Missile Mouse: The Star Crusher
written by Jake Parker
The cover of Missile Mouse: The Star Crusher may lead you to think this is a cute mouse comic just for kids. It’s not. While it’s certainly a book aimed at young readers, it’s also a sci-fi action/adventure story with deep themes and complicated plotlines. It’s not your average, run-of-the-mill cutesy kids book with bad jokes and visual puns.
In fact, jokes and puns are few and far between (oh, they’re there, but they’re not the focus). The focus instead is on the heart of the story, which involves the titular hero’s quest to live up to his father’s dreams and aspirations for him (“You are a mouse who matters. Don’t ever forget that.”) while protecting the universe. In that regard, Missile Mouse is a secret agent for the Galactic Security Agency who, after failing to protect an important star map from falling into the wrong hands, is rebuked by his boss, saddled with a partner, and charged with stopping RIP (the Rogue Imperium of Planets, natch) from unleashing the Star Crusher, which will destroy the universe. RIP has kidnapped the one scientist who knows of this 1,000-year-old device and how to implement it.
Creator Jake Parker is an animator, so his book-length story has the visual appeal of a long animated special, as well as the look of one. It’s quite nice. It gives the story a flow and an orientation that are easy to follow and engaging to read.
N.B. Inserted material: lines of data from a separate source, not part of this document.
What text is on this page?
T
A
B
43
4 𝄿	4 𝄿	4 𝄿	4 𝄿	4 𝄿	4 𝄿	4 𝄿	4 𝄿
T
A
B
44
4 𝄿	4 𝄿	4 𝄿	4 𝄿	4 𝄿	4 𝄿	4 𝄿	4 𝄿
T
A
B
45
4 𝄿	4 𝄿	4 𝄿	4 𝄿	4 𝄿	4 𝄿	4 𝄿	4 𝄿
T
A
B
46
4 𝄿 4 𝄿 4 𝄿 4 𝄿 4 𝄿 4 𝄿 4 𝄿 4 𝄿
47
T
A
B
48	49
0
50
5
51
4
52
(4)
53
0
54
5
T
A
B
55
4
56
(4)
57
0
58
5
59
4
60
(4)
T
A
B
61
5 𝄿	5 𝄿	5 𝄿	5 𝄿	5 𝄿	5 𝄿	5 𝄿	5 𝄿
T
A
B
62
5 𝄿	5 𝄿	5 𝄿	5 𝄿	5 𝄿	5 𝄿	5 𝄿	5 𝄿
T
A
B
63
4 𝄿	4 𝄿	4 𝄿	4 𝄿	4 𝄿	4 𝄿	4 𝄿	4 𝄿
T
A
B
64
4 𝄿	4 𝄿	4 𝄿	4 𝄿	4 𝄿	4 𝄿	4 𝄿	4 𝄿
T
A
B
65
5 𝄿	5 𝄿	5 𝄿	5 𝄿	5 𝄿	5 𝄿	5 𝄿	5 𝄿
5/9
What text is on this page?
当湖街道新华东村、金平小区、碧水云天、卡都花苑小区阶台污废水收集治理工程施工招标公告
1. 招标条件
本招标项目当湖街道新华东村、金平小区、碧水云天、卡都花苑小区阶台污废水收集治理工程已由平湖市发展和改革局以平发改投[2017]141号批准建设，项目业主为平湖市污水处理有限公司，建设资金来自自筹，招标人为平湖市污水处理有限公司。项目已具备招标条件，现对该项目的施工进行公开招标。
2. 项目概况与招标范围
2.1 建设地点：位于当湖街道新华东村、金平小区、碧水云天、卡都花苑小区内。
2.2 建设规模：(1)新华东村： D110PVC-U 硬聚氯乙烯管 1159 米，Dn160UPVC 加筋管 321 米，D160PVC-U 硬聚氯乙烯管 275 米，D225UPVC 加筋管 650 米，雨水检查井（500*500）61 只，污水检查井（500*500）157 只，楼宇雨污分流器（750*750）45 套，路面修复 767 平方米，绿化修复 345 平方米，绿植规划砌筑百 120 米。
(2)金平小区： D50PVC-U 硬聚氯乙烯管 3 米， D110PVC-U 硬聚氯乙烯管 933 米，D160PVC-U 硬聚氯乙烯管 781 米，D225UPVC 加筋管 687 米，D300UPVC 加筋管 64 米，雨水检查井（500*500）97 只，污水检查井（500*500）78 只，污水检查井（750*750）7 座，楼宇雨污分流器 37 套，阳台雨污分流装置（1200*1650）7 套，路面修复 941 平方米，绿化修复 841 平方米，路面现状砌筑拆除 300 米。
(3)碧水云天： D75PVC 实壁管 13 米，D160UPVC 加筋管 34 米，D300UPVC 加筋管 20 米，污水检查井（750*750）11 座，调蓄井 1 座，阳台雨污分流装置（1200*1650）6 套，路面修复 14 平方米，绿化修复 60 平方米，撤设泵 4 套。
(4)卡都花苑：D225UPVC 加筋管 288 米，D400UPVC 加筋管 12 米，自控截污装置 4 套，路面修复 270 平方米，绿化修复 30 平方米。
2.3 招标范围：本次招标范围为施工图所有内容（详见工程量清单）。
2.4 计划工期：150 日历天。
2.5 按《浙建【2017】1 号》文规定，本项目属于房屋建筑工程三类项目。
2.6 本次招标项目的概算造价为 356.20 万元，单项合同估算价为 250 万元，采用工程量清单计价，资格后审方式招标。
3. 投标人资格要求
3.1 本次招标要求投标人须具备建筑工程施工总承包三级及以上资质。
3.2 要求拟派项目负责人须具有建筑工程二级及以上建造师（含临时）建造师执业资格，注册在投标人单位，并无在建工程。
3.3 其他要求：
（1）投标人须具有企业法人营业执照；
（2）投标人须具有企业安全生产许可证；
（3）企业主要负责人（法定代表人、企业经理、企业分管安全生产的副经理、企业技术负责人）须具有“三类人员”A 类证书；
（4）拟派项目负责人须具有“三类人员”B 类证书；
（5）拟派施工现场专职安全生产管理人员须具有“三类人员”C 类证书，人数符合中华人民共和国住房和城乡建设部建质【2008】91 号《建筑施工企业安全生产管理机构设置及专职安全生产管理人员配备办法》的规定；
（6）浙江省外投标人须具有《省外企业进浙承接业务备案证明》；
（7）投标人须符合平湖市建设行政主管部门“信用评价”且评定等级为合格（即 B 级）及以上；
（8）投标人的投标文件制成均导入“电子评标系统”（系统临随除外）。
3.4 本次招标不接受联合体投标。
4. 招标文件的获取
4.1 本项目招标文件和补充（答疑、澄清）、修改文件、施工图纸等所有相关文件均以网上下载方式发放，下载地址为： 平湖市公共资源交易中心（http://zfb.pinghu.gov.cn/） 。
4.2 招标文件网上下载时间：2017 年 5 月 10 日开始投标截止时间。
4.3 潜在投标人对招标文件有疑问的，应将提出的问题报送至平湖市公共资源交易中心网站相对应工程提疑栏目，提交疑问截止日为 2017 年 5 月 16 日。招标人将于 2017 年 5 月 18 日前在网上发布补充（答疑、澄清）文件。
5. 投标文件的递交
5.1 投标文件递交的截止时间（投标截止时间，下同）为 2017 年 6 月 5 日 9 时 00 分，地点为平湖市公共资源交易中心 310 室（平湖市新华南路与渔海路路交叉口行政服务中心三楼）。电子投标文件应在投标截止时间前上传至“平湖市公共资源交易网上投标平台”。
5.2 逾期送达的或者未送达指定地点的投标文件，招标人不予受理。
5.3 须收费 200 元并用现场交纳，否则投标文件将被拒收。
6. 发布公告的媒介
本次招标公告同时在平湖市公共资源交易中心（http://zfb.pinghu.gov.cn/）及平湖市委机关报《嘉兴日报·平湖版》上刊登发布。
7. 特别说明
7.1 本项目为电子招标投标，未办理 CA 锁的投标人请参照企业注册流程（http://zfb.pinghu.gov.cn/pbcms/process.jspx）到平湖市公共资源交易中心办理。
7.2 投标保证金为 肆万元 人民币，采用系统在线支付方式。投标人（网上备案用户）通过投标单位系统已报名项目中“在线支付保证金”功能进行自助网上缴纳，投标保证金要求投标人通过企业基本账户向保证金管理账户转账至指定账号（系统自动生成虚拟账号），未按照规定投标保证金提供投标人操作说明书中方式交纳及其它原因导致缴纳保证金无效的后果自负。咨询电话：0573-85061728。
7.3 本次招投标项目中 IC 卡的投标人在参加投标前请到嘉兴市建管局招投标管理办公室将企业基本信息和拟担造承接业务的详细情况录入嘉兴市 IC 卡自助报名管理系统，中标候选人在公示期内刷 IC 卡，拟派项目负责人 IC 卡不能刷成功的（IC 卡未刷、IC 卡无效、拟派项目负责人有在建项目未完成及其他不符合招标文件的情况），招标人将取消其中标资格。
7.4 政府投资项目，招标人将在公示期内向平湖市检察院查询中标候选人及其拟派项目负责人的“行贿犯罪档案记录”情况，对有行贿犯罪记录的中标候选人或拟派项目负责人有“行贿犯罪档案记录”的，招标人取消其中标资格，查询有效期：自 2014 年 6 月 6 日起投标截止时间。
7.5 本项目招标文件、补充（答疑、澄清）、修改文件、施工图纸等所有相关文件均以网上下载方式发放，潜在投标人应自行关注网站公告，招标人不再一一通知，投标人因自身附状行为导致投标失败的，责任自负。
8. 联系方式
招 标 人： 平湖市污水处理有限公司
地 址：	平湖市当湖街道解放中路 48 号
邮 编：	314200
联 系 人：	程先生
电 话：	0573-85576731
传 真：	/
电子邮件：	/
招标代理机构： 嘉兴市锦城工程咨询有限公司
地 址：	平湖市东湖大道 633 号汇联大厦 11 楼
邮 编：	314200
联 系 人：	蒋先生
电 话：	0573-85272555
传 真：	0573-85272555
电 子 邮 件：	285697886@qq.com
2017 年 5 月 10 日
The story is dark at times (one scene in particular, in which a group of bad guys are capitally and gruesomely punished by the lead villain, is perhaps a little too much for the very youngest readers), but it’s well-suited for the suggested age range of 8–12 years old, as well as for older kids and even adults interested in the book. Nothing in the story is childish, and it in fact has a broad appeal, and the action is fast and furious enough to hold most readers’ rapt while enjoying it.